The need to achieve or exceed service level agreements (SLAs) is obviously very important to asset management firms. Meeting client expectations is a fundamental part of any business and asset managers take the promises they have made to their investors very seriously. That said, I do sometimes wonder if, in the area of investment reporting, there could be more creativity in SLAs than simply formats, dates and volumes – especially when one considers that it is such a critical delivery of information.

 

Historic vs future

For example, how much of your reporting is historic and how much of it is helping the investor to understand what you (the asset manager) are going to do next month, as a consequence of this retrospective data? In other words, could you follow a structure of: ‘this is what has happened, this is what we have learned, and this is how we are going to change things going forward’.

Take quarterly reports. Rather than simply reporting on the stats for that period in the same way as a monthly report, could a different approach be taken? Perhaps, for two months in the quarter, reports could provide the usual, standard investment update, but every quarter, the investment manager could alter its approach and tell the investor something different.

I have never known an asset management firm attempt this, simple though it is conceptually. The March report could cover lessons learned over the three months and explain how the asset manager will amend its strategy, looking forward to the coming quarter. This might involve introducing more information from the Research department of the fund manager.

 

Changing the narrative

This kind of variation would achieve two outcomes. First, it does more to engage the interest of the investor and second, it would begin to address the question of what is of interest to the client – by changing the narrative.

If investors are reading exactly the same format of report every single month of the year, year in year out, will they ultimately reach the point where they look at the document and think: ‘Well, this looks just the same as the last one so I’m only going to skim it this month’ – and the 25 pages that were so carefully constructed by the Client Reporting team are effectively almost wasted.

In the context of fund factsheets, this variation is less important because a factsheet is a sales support tool for the intermediary or broker and therefore has less impact in that environment. In a client reporting context, however, whether you are reporting to an institution or a wealth manager, it is far more pertinent to introduce a change of approach.

 

Customisation as standard

Asset managers are often asked to explain why they can’t or why they shouldn’t issue custom reports – and often the reason lies in the amount of money the institution has entrusted to the asset management firm. An institution investing only £10 million will generally not have the same options available for the customisation of reports as the institution investing £10 billion. My response to this is that the asset manager has no excuse for denying the smaller investor a heavily customised report.

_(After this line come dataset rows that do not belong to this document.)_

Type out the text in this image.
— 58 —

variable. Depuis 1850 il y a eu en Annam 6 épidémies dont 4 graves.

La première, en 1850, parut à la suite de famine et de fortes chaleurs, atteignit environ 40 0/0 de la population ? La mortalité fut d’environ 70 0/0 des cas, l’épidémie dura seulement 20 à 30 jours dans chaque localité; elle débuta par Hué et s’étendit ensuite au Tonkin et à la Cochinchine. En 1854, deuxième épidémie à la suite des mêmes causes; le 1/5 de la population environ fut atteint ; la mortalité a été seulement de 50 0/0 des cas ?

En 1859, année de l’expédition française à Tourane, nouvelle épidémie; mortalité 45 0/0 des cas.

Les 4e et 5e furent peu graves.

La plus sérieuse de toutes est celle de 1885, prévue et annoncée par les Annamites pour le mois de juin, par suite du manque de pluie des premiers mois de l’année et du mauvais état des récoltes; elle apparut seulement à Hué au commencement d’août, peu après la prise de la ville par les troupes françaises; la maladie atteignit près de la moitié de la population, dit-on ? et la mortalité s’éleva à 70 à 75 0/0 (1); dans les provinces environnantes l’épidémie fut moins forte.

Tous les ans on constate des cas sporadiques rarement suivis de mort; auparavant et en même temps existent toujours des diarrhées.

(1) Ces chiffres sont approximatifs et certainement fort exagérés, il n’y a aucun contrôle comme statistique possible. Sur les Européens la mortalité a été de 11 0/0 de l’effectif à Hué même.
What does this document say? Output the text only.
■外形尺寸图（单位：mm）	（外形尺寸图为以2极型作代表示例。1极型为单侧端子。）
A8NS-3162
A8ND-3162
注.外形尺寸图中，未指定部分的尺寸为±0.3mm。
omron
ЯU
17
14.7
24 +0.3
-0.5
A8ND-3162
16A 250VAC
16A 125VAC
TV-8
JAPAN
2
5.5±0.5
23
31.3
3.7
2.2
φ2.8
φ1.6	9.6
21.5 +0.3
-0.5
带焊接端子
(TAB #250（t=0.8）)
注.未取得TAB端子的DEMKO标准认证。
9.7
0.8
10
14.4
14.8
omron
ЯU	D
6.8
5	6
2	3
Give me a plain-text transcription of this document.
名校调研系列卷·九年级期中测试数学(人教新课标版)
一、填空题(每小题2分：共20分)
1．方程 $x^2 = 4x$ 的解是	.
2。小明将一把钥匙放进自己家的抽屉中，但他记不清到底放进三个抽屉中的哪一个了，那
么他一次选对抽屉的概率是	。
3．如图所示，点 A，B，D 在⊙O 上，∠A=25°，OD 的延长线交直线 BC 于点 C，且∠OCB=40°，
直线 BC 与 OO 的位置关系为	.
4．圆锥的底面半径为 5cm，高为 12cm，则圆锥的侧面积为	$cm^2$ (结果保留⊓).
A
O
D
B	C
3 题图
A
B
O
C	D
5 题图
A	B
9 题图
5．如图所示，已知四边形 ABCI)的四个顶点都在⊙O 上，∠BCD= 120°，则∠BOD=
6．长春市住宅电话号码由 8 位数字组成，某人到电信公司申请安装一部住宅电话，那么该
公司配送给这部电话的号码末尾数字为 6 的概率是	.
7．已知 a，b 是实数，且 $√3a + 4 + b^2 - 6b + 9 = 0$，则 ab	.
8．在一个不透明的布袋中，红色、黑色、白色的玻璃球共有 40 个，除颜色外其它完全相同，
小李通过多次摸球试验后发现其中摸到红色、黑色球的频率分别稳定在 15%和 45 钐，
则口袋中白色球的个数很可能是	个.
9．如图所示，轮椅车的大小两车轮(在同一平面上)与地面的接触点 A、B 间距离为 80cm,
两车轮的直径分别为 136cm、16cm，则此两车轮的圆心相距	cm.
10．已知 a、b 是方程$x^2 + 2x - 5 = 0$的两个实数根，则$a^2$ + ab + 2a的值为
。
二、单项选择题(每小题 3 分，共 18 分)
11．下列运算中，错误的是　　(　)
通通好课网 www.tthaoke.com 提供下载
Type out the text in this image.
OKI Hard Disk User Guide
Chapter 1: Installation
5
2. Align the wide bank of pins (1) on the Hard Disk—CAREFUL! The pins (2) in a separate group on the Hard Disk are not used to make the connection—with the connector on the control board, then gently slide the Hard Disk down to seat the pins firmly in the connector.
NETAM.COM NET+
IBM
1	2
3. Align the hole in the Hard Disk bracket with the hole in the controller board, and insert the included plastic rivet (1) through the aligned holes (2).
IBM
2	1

If an asset manager is working with a reputable vendor that offers a modern, automated reporting system, there is no reason why the smaller client should not be given the same degree of focused content or variability. Yes, there is a limited period of ‘pain’ in setting up the process, but once it is established, with the kind of flexibility that reporting systems have today, deep customisation can become the standard. For example, in one quarter the emphasis requested by the investor may be on Emerging Markets, while in the next quarter it may be on ESG. With a feature-rich solution, that should not be a challenge.

Technology should never be the inhibitor – it should always be an enabler. Your ability to engage with your investor is the bigger inhibitor – so change the narrative.